Treatment durations ranged from 1 to 52 wk. Studies included interventions with food exchanges at 1 or 2 or 3 (and more) or probably 3 (and more) meals per day (6, 2, 25, and 12 studies, respectively). This enabled queries concerning meal numbers and "dose " dependency of outcomes in relation to dietary GL or any of its indexes. Diets were intended to meet maintenance and growth requirements (37 studies) or submaintenance requirements (8 studies); no overfeeding studies were encountered. Control of food intake was categorized as ad libitum (7 studies), limited controlled food intake (22 studies), and controlled food intake (16 studies).
All studies were free-living (no studies of hospitalized patients or subjects housed in metabolic wards or centers of human nutrition). Studies were from all continents: Asia (4 studies), Australasia (6 studies), Europe (19 studies), South America (2 studies), Africa (1 study), and North America (13 studies).
Mortality and morbidity scores were not collected, because few studies were of sufficient duration to encounter reliable responses. No data were reported on mortality, cardiovascular events, or diabetic complications. Changes in the severity of risk factors were the primary outcomes: fasting glucose, glycated proteins (HbA1c, fructosamine), fasting insulin, insulin sensitivity, calculated HOMA %S, calculated HOMA %B, calculated HOMA %D (the product of HOMA %B x HOMA %S), fasting plasma or serum triacylglycerols, and body weight. Data on fasting total, HDL, and LDL cholesterol were extracted, appeared to be confounded, and were not investigated further at this time. Other outcomes were macronutrient intakes, physical activity, and adverse events. Insufficient numbers of studies monitored physical activity to accumulate information in the database; 3 that did so provided no data (27-29). The following intake data were noted: 1) metabolizable energy intake (41 studies, 26 had freedom to respond, ie, ad libitum plus limited controlled food intake; the other 15 had controlled, ie, fixed, food intake), available carbohydrate intake (41 studies, 26 with freedom to respond); 2) unavailable carbohydrate intake (36 studies, 22 with freedom to respond); 3) protein intake (39 studies, 24 with freedom to respond); 4) fat intake (40 studies, 26 with freedom to respond); 5) calculated GL (ie, diet GI times available carbohydrate intake/100; 38 studies, 24 with freedom to respond); 6) dietary GI (as % glucose) ostensibly of available carbohydrate (41 studies, 26 with freedom to respond; 6 studies did not fully report GI values but this was recoverable approximately from other information available (see footnotes to Table 4
); 7) calculated GI of total carbohydrate (35 studies, 22 with freedom to respond) were estimated as 100 times the dietary GL divided by the sum weight of available and unavailable carbohydrate.
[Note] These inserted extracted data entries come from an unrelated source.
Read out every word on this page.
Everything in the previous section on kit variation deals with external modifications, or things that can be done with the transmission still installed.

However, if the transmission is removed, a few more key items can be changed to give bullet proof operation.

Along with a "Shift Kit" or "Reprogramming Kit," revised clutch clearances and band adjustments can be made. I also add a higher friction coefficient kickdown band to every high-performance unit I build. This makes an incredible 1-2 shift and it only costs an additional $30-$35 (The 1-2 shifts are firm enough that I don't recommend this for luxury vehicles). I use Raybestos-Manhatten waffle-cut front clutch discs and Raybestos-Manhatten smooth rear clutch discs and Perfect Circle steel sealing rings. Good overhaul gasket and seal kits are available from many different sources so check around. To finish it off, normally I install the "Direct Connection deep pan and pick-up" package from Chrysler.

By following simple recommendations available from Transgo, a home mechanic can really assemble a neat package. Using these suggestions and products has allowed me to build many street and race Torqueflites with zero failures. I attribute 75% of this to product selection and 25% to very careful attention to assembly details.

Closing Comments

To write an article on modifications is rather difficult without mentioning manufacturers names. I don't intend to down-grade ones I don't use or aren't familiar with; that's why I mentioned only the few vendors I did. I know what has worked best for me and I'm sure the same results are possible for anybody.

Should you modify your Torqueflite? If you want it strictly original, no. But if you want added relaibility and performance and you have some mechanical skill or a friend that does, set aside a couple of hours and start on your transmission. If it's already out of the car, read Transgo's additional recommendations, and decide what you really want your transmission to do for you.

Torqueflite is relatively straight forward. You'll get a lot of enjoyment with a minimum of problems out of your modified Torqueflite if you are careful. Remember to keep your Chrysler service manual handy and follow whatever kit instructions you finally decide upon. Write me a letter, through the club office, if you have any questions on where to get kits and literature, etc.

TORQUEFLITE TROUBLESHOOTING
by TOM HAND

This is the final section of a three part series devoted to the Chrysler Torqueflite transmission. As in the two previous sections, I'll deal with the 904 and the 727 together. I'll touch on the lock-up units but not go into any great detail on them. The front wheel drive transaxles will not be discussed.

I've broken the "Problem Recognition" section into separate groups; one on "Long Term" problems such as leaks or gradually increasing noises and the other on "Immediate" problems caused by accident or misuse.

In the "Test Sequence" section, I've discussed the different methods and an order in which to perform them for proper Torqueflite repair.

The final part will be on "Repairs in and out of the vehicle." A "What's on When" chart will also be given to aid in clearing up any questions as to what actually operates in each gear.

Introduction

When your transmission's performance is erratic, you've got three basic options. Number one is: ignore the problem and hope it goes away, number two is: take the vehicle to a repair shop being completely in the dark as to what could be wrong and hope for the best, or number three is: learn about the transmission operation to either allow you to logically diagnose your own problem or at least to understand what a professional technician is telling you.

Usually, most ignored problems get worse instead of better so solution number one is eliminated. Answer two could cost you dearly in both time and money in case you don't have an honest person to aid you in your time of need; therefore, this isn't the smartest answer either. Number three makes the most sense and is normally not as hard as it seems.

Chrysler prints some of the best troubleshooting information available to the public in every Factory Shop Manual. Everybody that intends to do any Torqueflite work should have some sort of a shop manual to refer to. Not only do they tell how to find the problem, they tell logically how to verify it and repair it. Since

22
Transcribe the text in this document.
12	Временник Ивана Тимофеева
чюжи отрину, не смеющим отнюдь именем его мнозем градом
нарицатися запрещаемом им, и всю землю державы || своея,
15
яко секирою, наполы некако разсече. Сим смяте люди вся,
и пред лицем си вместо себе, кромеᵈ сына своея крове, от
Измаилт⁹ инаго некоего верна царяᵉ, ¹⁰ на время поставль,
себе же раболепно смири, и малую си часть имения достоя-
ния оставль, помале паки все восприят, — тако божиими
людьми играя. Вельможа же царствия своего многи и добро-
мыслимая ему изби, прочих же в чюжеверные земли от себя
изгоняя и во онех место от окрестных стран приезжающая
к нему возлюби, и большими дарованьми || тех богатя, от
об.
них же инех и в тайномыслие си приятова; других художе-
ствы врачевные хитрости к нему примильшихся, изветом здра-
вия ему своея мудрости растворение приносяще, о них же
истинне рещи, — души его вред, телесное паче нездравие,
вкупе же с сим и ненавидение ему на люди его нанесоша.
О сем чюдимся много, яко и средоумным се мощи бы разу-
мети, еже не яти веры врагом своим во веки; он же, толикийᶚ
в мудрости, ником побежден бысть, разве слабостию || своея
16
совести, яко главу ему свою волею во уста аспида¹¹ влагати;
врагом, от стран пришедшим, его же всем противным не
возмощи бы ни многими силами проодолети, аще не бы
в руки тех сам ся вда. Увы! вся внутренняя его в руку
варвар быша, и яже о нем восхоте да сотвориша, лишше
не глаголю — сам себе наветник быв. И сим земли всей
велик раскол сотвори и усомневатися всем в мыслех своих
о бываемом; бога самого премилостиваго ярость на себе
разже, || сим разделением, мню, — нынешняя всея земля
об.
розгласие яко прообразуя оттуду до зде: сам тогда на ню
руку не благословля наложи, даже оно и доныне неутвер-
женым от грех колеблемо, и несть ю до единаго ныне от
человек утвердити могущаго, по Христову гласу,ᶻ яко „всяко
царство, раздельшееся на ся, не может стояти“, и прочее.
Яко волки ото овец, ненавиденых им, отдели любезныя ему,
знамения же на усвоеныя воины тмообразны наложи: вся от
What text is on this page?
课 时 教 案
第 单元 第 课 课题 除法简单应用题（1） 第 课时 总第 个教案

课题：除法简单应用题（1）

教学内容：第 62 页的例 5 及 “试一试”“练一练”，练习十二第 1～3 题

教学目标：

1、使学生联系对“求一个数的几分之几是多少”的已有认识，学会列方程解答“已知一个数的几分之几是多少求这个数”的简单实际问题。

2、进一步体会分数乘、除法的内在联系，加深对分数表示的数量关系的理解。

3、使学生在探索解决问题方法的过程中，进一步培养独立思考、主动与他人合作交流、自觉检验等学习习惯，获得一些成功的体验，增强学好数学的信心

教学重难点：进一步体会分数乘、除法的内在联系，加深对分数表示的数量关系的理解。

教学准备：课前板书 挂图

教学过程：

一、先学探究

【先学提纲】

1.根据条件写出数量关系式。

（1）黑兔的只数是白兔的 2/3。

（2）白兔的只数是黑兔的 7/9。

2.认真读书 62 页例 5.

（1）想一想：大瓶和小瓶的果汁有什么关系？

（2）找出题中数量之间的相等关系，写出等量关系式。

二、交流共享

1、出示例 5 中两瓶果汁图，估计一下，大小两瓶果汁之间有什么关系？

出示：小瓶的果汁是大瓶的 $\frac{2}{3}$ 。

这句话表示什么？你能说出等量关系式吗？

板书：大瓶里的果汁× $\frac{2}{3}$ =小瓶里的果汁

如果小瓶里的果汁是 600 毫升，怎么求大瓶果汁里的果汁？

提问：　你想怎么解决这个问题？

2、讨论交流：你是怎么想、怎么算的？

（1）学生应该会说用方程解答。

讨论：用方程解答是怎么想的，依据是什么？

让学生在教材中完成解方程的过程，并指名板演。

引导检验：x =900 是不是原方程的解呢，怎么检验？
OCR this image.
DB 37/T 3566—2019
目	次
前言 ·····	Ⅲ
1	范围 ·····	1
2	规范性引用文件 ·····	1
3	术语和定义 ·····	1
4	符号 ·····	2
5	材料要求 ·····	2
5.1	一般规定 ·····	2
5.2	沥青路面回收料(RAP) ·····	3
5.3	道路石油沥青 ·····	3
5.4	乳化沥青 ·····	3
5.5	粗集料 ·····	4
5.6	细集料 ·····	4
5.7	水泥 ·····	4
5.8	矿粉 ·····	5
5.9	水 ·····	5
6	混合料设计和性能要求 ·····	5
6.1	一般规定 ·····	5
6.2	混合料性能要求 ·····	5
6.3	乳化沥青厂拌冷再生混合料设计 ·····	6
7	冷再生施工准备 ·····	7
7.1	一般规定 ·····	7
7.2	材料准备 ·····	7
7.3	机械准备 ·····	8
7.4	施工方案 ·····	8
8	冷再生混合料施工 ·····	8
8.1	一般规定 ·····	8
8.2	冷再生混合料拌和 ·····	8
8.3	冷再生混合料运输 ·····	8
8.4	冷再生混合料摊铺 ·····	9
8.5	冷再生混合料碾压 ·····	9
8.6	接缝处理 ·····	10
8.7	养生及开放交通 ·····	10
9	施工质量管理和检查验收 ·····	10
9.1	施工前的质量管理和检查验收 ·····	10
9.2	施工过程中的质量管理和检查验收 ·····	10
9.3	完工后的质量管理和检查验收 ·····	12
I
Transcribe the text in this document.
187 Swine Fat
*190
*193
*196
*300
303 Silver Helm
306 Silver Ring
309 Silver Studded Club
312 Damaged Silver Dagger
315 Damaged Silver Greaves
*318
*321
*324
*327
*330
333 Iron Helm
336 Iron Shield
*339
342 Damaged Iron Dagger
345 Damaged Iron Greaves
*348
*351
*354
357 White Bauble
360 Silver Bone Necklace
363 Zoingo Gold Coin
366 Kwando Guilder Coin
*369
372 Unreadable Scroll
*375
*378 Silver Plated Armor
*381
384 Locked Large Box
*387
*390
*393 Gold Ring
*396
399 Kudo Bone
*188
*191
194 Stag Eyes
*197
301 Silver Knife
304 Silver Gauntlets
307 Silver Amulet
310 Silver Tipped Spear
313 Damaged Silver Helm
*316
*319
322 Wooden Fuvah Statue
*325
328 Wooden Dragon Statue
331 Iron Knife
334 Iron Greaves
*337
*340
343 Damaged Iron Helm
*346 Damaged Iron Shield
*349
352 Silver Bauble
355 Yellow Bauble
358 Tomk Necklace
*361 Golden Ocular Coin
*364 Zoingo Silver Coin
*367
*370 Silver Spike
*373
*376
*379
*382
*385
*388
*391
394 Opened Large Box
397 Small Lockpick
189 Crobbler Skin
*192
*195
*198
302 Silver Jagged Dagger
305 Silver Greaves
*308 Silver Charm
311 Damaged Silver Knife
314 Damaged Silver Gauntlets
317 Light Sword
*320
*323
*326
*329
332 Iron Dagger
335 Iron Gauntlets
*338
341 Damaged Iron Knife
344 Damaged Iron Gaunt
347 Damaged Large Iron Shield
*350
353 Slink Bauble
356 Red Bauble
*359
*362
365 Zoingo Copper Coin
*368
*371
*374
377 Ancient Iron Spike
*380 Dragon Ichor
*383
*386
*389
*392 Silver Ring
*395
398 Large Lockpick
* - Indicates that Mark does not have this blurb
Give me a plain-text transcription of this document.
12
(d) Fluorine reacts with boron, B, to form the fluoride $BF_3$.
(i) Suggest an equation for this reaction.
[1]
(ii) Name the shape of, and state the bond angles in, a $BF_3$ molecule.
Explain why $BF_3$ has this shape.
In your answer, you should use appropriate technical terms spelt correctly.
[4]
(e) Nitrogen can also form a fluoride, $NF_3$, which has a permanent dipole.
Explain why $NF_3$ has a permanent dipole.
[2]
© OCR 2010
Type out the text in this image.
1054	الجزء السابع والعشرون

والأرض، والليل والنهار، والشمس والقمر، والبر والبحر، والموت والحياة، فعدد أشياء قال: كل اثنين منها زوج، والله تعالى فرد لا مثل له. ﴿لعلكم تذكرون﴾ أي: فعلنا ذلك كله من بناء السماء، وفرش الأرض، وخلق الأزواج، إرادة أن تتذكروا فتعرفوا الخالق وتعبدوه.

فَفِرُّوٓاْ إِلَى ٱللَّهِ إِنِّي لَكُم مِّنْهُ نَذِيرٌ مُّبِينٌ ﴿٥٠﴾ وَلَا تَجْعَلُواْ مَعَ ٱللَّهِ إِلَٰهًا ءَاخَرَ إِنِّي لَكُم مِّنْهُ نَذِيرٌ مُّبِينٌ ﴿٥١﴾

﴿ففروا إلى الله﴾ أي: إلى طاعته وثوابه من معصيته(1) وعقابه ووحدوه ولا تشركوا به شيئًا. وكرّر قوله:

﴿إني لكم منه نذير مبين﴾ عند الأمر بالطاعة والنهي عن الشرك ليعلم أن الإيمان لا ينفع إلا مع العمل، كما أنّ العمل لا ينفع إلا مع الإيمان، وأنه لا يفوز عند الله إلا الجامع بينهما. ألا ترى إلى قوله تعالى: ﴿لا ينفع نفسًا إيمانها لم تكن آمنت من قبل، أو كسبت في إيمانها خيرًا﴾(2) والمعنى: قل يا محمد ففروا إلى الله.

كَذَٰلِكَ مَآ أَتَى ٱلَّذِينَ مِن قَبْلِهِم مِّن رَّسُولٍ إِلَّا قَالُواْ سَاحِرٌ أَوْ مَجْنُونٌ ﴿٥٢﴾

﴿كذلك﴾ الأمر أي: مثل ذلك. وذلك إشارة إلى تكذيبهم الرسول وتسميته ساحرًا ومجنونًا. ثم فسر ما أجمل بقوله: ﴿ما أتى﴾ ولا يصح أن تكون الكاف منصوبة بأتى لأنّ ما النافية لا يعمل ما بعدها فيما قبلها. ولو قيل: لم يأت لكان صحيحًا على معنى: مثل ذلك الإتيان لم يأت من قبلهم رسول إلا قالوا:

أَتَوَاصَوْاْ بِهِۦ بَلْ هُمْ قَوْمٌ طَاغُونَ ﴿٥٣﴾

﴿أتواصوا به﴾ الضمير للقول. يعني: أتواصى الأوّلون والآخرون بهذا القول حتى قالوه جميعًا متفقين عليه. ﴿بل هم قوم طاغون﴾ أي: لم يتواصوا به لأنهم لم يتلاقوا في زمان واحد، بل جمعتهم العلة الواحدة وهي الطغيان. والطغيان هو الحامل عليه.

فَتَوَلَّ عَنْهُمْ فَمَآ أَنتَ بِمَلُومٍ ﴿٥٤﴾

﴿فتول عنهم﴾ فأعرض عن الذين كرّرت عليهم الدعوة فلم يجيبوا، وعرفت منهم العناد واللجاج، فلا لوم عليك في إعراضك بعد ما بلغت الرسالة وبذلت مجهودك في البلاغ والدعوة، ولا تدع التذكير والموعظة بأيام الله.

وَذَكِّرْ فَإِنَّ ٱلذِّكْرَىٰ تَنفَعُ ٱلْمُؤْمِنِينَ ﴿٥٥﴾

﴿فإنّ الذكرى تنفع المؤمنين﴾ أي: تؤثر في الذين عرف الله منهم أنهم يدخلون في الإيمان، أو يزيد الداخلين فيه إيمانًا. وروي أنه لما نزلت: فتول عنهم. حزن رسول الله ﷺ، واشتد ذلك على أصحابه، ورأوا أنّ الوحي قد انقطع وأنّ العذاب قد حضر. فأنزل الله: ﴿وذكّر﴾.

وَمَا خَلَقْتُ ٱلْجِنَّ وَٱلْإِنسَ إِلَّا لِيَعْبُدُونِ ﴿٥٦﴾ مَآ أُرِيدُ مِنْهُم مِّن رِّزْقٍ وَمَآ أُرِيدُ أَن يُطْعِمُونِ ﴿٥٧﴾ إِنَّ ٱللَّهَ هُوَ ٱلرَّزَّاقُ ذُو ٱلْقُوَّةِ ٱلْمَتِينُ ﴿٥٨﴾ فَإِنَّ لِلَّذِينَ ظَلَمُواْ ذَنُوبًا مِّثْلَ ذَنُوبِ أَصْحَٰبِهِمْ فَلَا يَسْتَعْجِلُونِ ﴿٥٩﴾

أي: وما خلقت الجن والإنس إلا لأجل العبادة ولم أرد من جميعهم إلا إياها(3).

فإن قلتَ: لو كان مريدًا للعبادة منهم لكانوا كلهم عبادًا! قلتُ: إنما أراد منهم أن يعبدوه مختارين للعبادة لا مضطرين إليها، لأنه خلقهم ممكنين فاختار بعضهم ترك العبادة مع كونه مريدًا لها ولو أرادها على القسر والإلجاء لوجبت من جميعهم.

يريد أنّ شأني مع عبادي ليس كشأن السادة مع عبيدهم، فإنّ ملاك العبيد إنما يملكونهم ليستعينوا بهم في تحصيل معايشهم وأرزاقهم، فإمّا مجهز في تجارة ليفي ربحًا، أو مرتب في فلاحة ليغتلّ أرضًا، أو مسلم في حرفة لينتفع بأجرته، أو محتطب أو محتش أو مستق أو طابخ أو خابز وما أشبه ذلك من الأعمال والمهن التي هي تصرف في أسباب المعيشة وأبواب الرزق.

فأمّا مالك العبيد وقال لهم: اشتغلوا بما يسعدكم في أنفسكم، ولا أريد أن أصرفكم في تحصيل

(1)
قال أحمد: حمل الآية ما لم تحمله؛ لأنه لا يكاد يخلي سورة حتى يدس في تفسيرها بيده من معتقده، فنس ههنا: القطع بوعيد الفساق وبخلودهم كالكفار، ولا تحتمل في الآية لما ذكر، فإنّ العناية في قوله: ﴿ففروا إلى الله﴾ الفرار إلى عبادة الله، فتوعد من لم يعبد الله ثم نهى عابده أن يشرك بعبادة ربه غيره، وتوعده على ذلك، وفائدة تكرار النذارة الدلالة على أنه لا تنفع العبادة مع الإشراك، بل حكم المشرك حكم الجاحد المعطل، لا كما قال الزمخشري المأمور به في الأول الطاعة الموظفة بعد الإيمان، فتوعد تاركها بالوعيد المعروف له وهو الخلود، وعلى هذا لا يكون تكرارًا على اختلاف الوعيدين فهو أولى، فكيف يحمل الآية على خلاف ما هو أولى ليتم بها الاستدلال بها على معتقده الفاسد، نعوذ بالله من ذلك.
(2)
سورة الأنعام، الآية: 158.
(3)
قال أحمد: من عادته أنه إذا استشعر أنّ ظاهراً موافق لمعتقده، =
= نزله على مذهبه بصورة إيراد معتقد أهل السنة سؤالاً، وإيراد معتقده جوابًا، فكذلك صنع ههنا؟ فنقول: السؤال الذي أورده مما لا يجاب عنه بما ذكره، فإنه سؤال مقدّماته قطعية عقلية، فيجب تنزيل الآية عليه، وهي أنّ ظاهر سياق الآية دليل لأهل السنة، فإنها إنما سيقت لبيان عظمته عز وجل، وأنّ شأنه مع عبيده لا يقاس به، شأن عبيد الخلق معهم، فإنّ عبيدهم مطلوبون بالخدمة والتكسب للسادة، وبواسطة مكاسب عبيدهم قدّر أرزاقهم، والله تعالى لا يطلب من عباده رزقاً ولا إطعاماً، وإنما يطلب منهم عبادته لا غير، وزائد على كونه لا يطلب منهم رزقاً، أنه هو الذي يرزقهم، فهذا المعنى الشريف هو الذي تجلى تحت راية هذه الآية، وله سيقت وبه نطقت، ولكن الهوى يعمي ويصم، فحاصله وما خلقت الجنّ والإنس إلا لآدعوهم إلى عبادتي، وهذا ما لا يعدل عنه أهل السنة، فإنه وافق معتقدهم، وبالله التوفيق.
Two publications (28, 31) included more than one treatment (versus control) per study. In one case, dietary fat intake differed between treatments (30); in the other, the source of carbohydrate modifying GI differed (sucrose versus starch; 28). This information was retained in the database because it was particularly useful where study results were heterogeneous. One study reporting an effect on body weight (43) informed about the first part of a crossover study as a parallel design. In this case, analyses were performed on the crossover design, and the parallel study was used only for comparison of combined results by study design.
Common to each of the 45 studies entered into the database was information for participants that were "compliant to diet" (ie, dropouts and noncompliant participants discarded). Twenty-one studies had reported outcomes on the basis of compliance to diet analyses, whereas 24 studies reported information that was both intention-to-treat and compliant-to-diet. Among these, there were no dropouts in 23 studies, and 1 study (30) with dropouts presented both intention-to-treat and compliant-to-diet information. Individual study dropouts ranged from 0% to 61% of study entrants with an unweighted combined study mean of 8%.
The number of participants per treatment arm per study was generally small. There were 15 studies for which this number was
10 units, 15 studies with >10 to
20, 11 studies with >20 to
30, and 4 studies with >30 to <60. Power calculations were seldom given, and then only for few of the measurements made.
Forty of the 45 studies reported macronutrient intakes and changes in intake between high to low glycemic carbohydrate diets. Of these, 38 reported GI values (or information on foods enabling GI to be estimated). Although many studies reported designs intended to have similar macronutrient intakes in the treatment and control arms, the precision with which this was achieved varied between studies. The possibility that difference in treatment outcomes covary with unintended differences in macronutrient intakes was examined, because such differences between treatments might confound the interpretation of a treatment effect as being due to GI if not accounted for by, for example, covariance.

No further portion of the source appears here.